Pero “Amianto” aparte de una obra social y de denuncia, es también una elegía al padre muerto, como lo hiciera Jorge Manrique en “Coplas a la muerte de su padre”, una oda al amor paterno filial en la línea de “El olvido que seremos” de Héctor Abad Faciolince. Lo particular de “Amianto” es que al padre no lo mata el tiempo o los escuadrones paramilitares colombianos sino la desidia y el desinterés, o el interés, de patronos y empresarios que no equipan a los trabajadores con la protección adecuada y necesaria para esos trabajos considerados penosos.  Al final, una fibra de amianto termina alojándose en sus pulmones y, lenta y agónicamente, lo hace prematuramente viejo y prematuramente muere. En realidad podemos decir que son asesinatos puesto que se sabe desde hace mucho tiempo que el amianto mata, son asesinatos porque las empresas están obligadas a informar por ley desde 1995 y, sin embargo, callaron cobardemente, homicidamente. La autopsia podrá decir que la causa de la muerte es por mesotilioma o asbertosis, por cáncer de pulmón las más de las veces, o de laringe, o de ovarios en aquellas mujeres que después del trabajo lavaban la ropa de sus maridos sin conseguir saber qué era aquel polvo blanco que llenaba pliegues, arrugas y bolsillos, ignorantes también ellas de lo que había en sus manos desnudas. En realidad, quien mata es el amianto, pero eso no sale en el informe de la autopsia. Y, digámoslo, mata un sistema económico sustentado en la avaricia, el lucro, la cosificación de los trabajadores, la acumulación de capital y la deshumanización que tritura a los más vulnerables. Ya se sabe ¡¡ Es la economía, estúpido!!
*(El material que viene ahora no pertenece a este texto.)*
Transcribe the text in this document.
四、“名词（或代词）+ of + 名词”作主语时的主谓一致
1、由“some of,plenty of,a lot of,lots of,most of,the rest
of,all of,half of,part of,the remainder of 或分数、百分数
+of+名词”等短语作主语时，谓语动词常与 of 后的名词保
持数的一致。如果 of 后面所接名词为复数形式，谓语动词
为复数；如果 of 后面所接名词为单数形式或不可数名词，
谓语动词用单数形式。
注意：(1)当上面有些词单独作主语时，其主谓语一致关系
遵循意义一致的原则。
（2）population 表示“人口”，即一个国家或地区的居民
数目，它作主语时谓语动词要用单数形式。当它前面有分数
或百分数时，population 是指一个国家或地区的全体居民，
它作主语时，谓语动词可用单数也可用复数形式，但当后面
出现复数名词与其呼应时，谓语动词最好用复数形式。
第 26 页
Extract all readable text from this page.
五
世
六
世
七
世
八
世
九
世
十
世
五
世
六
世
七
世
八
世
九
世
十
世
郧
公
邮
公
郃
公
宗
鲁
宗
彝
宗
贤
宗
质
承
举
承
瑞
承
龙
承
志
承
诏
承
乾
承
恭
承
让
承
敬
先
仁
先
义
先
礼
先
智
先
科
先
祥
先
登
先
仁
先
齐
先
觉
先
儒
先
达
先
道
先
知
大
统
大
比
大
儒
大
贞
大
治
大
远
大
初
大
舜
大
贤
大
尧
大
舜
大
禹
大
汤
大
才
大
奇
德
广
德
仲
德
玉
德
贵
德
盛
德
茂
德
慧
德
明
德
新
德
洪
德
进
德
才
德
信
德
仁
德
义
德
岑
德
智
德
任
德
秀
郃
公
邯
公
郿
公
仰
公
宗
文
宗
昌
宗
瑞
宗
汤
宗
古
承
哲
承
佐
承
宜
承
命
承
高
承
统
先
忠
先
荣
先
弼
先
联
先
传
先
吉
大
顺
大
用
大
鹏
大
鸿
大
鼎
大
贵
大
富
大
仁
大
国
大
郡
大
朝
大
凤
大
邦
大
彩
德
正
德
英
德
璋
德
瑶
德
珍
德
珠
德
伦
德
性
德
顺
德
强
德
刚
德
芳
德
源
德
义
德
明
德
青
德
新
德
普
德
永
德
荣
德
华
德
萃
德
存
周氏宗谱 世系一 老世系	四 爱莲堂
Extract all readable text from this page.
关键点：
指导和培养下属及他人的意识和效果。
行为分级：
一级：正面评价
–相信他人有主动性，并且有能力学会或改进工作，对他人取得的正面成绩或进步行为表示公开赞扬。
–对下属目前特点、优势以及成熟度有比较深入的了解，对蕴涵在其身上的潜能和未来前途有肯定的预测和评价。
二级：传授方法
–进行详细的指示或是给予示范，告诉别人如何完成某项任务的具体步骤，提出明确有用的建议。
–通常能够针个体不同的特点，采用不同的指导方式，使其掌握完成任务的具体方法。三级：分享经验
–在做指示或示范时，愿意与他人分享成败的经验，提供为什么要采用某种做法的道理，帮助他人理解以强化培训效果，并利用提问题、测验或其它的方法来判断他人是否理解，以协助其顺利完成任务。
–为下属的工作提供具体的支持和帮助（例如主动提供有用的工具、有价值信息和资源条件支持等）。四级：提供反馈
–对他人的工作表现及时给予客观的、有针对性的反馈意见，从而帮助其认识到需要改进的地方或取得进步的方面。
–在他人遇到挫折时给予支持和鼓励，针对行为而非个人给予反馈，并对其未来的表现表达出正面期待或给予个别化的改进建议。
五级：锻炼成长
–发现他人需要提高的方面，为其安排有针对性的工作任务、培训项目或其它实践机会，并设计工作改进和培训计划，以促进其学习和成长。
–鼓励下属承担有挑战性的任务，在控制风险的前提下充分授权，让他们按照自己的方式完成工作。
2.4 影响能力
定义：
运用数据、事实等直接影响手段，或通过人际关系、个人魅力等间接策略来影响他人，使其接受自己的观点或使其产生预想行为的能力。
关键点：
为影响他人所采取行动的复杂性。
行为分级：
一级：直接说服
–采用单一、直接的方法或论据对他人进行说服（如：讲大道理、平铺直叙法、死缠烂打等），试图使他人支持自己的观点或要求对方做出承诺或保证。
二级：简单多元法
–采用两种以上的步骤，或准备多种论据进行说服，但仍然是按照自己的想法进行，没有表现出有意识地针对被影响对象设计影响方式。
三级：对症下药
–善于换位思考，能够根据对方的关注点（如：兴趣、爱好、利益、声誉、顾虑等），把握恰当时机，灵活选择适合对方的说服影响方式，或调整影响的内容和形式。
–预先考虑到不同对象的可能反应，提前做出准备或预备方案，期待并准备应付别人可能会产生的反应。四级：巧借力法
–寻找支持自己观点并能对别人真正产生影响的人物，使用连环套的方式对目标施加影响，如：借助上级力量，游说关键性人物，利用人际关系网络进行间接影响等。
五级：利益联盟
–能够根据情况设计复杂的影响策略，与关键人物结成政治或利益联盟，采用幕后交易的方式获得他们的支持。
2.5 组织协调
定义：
Y a pesar de todo esto, Alberto Brunetti nos adelanta una tesis brutal, una verdad que nos noquea como si nos hubiese golpeado Mohammed Ali: su padre vivía mejor que él. Aunque se quedó casi sordo por el ruido permanente de las máquinas, y murió por el amianto y la falta de equipos de protección adecuados, la generación de su padre tenía contratos fijos y estables, mantenían a sus familias con dignidad y pertenecían a sindicatos con poder movilizador, si llegaban a viejos la pensión, siempre escasa, les alcanzaba. Ahora el trabajador se ha mimetizado con sus propios productos de caducidad acelerada, la precariedad es su nicho natural y los sindicatos han perdido su papel protagónico desde los días de Thatcher y Reagan, el capitalismo triunfante socavó su acción y sus argumentos.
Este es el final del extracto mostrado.